The stereotype of a grumpy old couple sniping at each other after years of marriage is a staple of comedy—think of the Lockhorns in the daily comics, and Fred and Ethel Mertz from “I Love Lucy.” However, studies show that these fractious unions are the minority. “Older people in stable marriages are relatively happy and experience low rates of depression and anxiety,” said University of California Berkeley psychology professor Robert Levenson. “Marriage has been good for their mental health.”

But with age comes an increased risk of illness and disability, and a greater likelihood that one spouse will need to provide care for the other. Statistics show that a larger percentage of family caregivers today are spouses, rather than adult children. A study published in Health Affairs showed that more than half of all spouse caregivers do it all alone, with little support. (It’s important to note that most of these studies also apply to committed partners in a long-term relationship, regardless of marital status.)

A person living with a chronic health condition is at an advantage when they have a spouse to support them.

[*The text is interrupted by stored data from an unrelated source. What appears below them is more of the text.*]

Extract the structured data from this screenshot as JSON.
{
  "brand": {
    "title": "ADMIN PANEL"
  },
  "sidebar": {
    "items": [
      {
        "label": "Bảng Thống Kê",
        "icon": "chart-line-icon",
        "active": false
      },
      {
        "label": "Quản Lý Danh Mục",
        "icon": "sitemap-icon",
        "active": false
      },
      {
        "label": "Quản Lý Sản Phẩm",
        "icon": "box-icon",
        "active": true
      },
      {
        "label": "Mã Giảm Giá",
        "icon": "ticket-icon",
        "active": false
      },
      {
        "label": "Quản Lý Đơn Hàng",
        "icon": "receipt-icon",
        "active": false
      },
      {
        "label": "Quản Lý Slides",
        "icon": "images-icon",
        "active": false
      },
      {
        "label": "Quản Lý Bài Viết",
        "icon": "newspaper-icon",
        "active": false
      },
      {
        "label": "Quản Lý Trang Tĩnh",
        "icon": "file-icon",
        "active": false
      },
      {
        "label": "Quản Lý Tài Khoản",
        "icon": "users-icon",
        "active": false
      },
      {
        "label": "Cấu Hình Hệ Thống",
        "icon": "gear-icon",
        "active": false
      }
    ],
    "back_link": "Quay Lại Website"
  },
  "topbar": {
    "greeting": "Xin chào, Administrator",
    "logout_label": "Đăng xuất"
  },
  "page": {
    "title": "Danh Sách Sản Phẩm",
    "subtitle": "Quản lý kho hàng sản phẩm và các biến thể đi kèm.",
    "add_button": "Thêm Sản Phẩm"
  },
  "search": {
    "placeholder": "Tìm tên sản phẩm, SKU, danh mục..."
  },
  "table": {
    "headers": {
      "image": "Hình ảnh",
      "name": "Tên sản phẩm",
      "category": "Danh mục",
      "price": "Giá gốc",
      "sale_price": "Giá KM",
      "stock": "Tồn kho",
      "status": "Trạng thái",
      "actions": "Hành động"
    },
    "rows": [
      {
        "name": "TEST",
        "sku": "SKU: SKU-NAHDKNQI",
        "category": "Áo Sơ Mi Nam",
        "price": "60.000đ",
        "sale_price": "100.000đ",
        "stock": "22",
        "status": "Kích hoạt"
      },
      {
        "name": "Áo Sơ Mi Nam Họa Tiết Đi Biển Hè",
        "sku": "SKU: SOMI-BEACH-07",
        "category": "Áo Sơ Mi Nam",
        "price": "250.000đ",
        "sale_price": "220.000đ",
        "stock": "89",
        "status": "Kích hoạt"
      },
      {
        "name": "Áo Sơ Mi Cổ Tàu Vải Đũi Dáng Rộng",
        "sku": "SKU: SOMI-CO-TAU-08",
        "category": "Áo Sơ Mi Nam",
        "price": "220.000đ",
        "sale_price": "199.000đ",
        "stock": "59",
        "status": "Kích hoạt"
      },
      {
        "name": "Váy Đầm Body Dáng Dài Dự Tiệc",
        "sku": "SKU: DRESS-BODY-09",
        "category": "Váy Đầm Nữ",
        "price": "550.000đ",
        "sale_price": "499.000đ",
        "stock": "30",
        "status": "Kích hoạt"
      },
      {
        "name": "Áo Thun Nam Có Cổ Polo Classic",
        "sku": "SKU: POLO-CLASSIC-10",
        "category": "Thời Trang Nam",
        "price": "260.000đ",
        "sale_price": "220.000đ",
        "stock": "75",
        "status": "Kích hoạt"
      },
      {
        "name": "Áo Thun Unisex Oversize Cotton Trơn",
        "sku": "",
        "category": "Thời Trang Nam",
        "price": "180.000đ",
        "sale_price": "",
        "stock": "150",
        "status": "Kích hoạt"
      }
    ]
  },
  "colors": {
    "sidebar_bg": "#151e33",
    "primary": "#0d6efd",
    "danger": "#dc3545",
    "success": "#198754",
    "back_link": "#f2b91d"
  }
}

Caregiving spouses help their partner keep track of appointments and follow the doctor’s recommendations, and provide hands-on care and emotional support. But this can be hard work, no matter how willingly it is provided. If you or someone you know is caring for a spouse or partner, here are four important things to do:

Take care of the marriage. A good marriage promotes good health, but the opposite also can be true. Marital strife is stressful and can have a negative effect on health. It can be hard to maintain a loving, romantic relationship in the midst of medication management, wound care, helping one’s spouse use the toilet, or dealing with the changes brought by Alzheimer’s disease. Psychologists report that the caregiver spouse can experience resentment—and the spouse who is dealing with health challenges might make their caregiver spouse the target of anger. “The hurt feelings on both sides quickly lead to bitter squabbling,” psychologists Barry Jacobs and Julia Mayer told AARP. “In our professional experience, we’ve found that by far the most challenging caregiving situation is when one spouse looks after the other.”

Take care of the caregiver. Receiving care benefits the ill spouse, but sometimes has the opposite effect on the well spouse. Caregiving can be hard work, both physically and emotionally. Caregivers often fail to get enough sleep, to eat well, and to keep their own doctor appointments. They suffer emotional distress as their loved one and their life changes. And in many cases, the term “well spouse” is an overstatement, as spouse caregivers often have health problems of their own. University of Michigan professor of psychiatry Courtney A. Polenik says it can be very stressful when spouses’ health needs differ.

Ask for help. Compared with adult child caregivers, spouse caregivers are much less likely to seek assistance from family and friends. The couple may feel protective of their independence, and fear intrusion into their intimate situation. “As a former spousal caregiver, I certainly understand the desire to take care of all of a spouse’s needs,” said Carol Levine, former director of the United Hospital Fund’s Families and Health Project. “But the care that is needed and the responsibilities thrust upon family caregivers by our healthcare system—typically, without adequate support—are more than any family caregiver, particularly an older spouse, can handle alone.” Other family members are urged to help, and to address the couple’s concerns about privacy and autonomy.

Call in professionals. The help of family and friends may not be enough. Fortunately, there are many resources caregivers can access. Your local senior services agency can recommend care support services, as well as caregiver support. An aging life care professional (geriatric care manager) can locate services and help the couple navigate the changes in their lives. An adult day center, respite care or home care can give the caregiver spouse a break. Couples also can benefit from marriage counseling to help them nurture their relationship even as it has changed.

Consider where to live. If one or both of the couple is living with challenging health conditions, moving to a supportive living environment can benefit the well-being of both. Assisted living or a long-term care community can provide health care support, assistance with medications, meals, housekeeping and activities that are appropriate for the person’s physical and cognitive condition. Even if supported living is only appropriate for one of the couple, the other can continue to be fully engaged in their spouse’s life, and with the support of senior living staff, continue to focus on their relationship rather than care tasks.